There are n cities. Some of them are connected, while some are not. If city a is connected directly with city b, and city b is connected directly with city c, then city a is connected indirectly with city c.
A province is a group of directly or indirectly connected cities and no other cities outside of the group.
You are given an n x n matrix isConnected where isConnected[i][j] = 1 if the ith city and the jth city are directly connected, and isConnected[i][j] = 0 otherwise.
We create an array \(\textit{vis}\) to record whether each city has been visited.
Next, we traverse each city \(i\). If the city has not been visited, we start a depth-first search from that city. Using the matrix \(\textit{isConnected}\), we find the cities directly connected to this city. These cities and the current city belong to the same province. We continue the depth-first search for these cities until all cities in the same province have been visited. This counts as one province, so we increment the answer \(\textit{ans}\) by \(1\). Then, we move to the next unvisited city and repeat the process until all cities have been traversed.
Finally, return the answer.
The time complexity is \(O(n^2)\), and the space complexity is \(O(n)\).

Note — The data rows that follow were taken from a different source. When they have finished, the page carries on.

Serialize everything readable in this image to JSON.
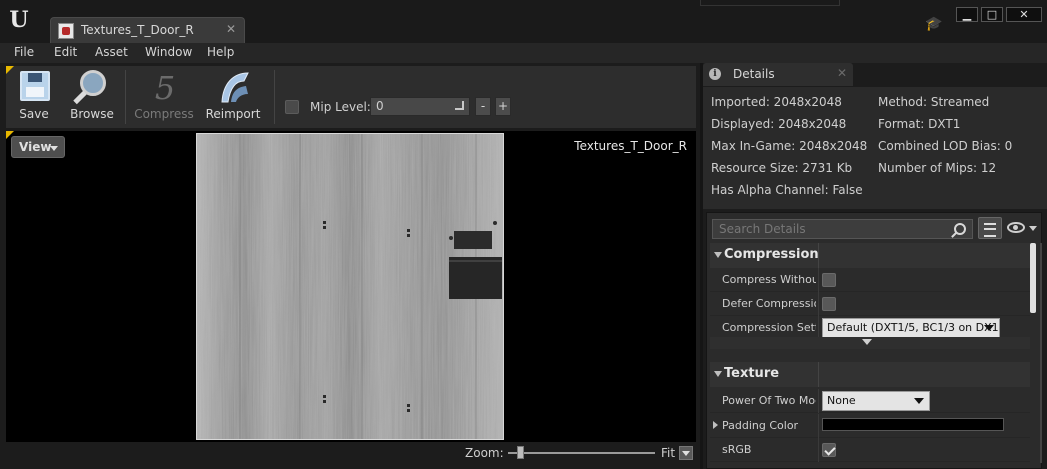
{
  "window": {
    "tab_title": "Textures_T_Door_R",
    "controls": {
      "minimize": "▁",
      "maximize": "□",
      "close": "✕"
    }
  },
  "menu": [
    "File",
    "Edit",
    "Asset",
    "Window",
    "Help"
  ],
  "toolbar": {
    "buttons": [
      {
        "label": "Save",
        "icon": "save-icon",
        "enabled": true
      },
      {
        "label": "Browse",
        "icon": "browse-icon",
        "enabled": true
      },
      {
        "label": "Compress",
        "icon": "compress-icon",
        "enabled": false
      },
      {
        "label": "Reimport",
        "icon": "reimport-icon",
        "enabled": true
      }
    ],
    "mip_level_label": "Mip Level:",
    "mip_level_value": "0",
    "minus": "-",
    "plus": "+"
  },
  "viewport": {
    "view_button": "View",
    "texture_name": "Textures_T_Door_R"
  },
  "zoom": {
    "label": "Zoom:",
    "mode": "Fit"
  },
  "details": {
    "tab_label": "Details",
    "info": {
      "imported": "Imported: 2048x2048",
      "displayed": "Displayed: 2048x2048",
      "max_in_game": "Max In-Game: 2048x2048",
      "resource_size": "Resource Size: 2731 Kb",
      "has_alpha": "Has Alpha Channel: False",
      "method": "Method: Streamed",
      "format": "Format: DXT1",
      "lod_bias": "Combined LOD Bias: 0",
      "num_mips": "Number of Mips: 12"
    },
    "search_placeholder": "Search Details",
    "categories": {
      "compression": "Compression",
      "texture": "Texture"
    },
    "compression_props": {
      "compress_without": "Compress Without",
      "defer_compression": "Defer Compressior",
      "compression_settings": "Compression Setti",
      "compression_settings_value": "Default (DXT1/5, BC1/3 on DX1"
    },
    "texture_props": {
      "power_of_two": "Power Of Two Moc",
      "power_of_two_value": "None",
      "padding_color": "Padding Color",
      "srgb": "sRGB"
    }
  },
  "colors": {
    "accent_corner": "#e8b800",
    "panel_bg": "#2b2b2b",
    "window_bg": "#151515"
  }
}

Here, \(n\) is the number of cities.
We can also use the union-find data structure to maintain each connected component. Initially, each city belongs to a different connected component, so the number of provinces is \(n\).

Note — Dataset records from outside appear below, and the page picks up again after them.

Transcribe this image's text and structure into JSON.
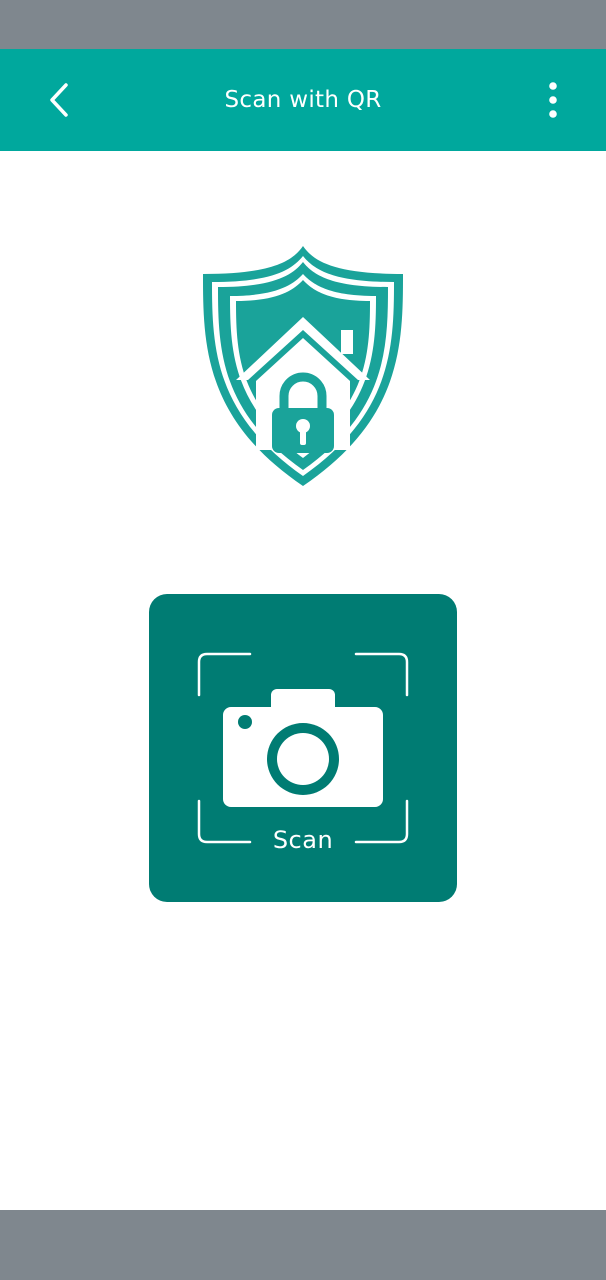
{
  "app_bar": {
    "title": "Scan with QR",
    "back_icon": "chevron-left-icon",
    "menu_icon": "more-vertical-icon"
  },
  "logo": {
    "icon": "shield-home-lock-icon"
  },
  "scan_card": {
    "label": "Scan",
    "icon": "camera-icon"
  },
  "colors": {
    "status_bar": "#7f878e",
    "app_bar": "#00a89d",
    "accent": "#1aa39a",
    "card": "#007c73",
    "nav_bar": "#7f878e",
    "on_primary": "#ffffff"
  }
}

Next, we traverse the matrix \(\textit{isConnected}\). If there is a connection between two cities \((i, j)\) and they belong to two different connected components, they will be merged into one connected component, and the number of provinces is decremented by \(1\).
Finally, return the number of provinces.
The time complexity is \(O(n^2 \times \log n)\), and the space complexity is \(O(n)\). Here, \(n\) is the number of cities, and \(\log n\) is the time complexity of path compression in the union-find data structure.